High and Low
Catherine Beaudette and David Clarkson


September 8 — October 6, 2024
open Fridays, Saturdays and Sundays, 12-6pm or by appointment

Opening Reception:
Saturday, September 7th, 2:30—5pm

Artist Talk: Friday, September 20th at 3:30pm


Catherine Beaudette, Sealander 1 (detail)

David Clarkson, Two Waves


This exhibition is the HERMES debut of its two newest members, Catherine Beaudette and David Clarkson. This joint exhibition is composed of recent paintings, drawings, collages, and sculptural objects related to contemporary notions of the ocean, and of painting. Their two bodies of work are interwoven for this installation display, opening each to new interpretations.

Clarkson and Beaudette share a strong interest in the ocean, climate change, and the language of painting. Both begin their works with an open-ended search that eventually yields a previously unseen, technologically mediated image — one which bridges common experiences and the subjective invention of their artworks. While Beaudette haptically generates underwater photos at arm's length in the shallows and tide pools, Clarkson scrolls an amorphous array of obsolete illustrations, waiting for some certain salient detail to capture his attention.

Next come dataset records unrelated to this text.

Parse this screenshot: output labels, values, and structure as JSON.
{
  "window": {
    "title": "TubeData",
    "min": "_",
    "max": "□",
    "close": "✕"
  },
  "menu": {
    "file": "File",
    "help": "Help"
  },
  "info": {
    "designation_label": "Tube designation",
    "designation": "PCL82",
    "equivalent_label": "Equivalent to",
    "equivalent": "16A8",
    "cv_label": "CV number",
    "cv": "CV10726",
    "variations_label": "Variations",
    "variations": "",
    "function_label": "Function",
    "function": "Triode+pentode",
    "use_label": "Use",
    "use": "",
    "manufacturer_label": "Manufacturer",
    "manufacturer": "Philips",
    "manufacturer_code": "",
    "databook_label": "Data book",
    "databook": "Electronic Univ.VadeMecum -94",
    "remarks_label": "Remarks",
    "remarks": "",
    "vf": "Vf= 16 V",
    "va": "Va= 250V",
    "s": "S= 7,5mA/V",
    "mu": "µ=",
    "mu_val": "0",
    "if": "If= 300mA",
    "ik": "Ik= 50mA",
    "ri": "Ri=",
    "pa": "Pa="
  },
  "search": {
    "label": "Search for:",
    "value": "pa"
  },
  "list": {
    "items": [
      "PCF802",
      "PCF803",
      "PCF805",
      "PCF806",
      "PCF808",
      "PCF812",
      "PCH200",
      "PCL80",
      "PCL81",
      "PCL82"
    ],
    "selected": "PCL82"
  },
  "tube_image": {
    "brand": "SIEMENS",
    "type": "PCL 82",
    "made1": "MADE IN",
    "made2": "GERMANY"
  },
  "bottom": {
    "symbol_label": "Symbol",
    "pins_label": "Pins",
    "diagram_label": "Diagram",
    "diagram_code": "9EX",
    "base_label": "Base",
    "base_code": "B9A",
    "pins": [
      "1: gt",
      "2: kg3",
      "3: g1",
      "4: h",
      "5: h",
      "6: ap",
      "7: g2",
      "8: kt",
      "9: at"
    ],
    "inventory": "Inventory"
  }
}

For both artists, numerous images emerge from the exploratory process, which are then distilled to provide a prompt for a single painted image. Exactly what pictorial qualities determine whether an image will be translated as a painting are vague, and although seemingly crucial, they are left unspecified. Perhaps it is enough to say that, after searching high and low, the placid surfaces of these paintings still hold questions in the depths below.


Catherine Beaudette lives in Montreal, Quebec and Pictou, Nova Scotia, and taught at OCADU from 1989 to 2017. She is the founder of Bonavista Biennale and 2 Rooms Contemporary Art Projects, Newfoundland; Gallery 202; Pictou and co-founder, Loop Gallery, Toronto. She has exhibited and attended artist residencies in Canada, Europe, and the US. She received her MFA from Nova Scotia College of Art and Design in 1998.

David Clarkson recently moved to Pictou, Nova Scotia from Toronto, Ontario, where he has taught in the Faculty of Art at OCADU since receiving his MFA there in 2012. Prior 2010, he lived in New York. He has shown his paintings, videos, and sculptures at many galleries and art institutions in Canada, the United States, Brazil, and Europe; and his writing about art appears in several national and international publications.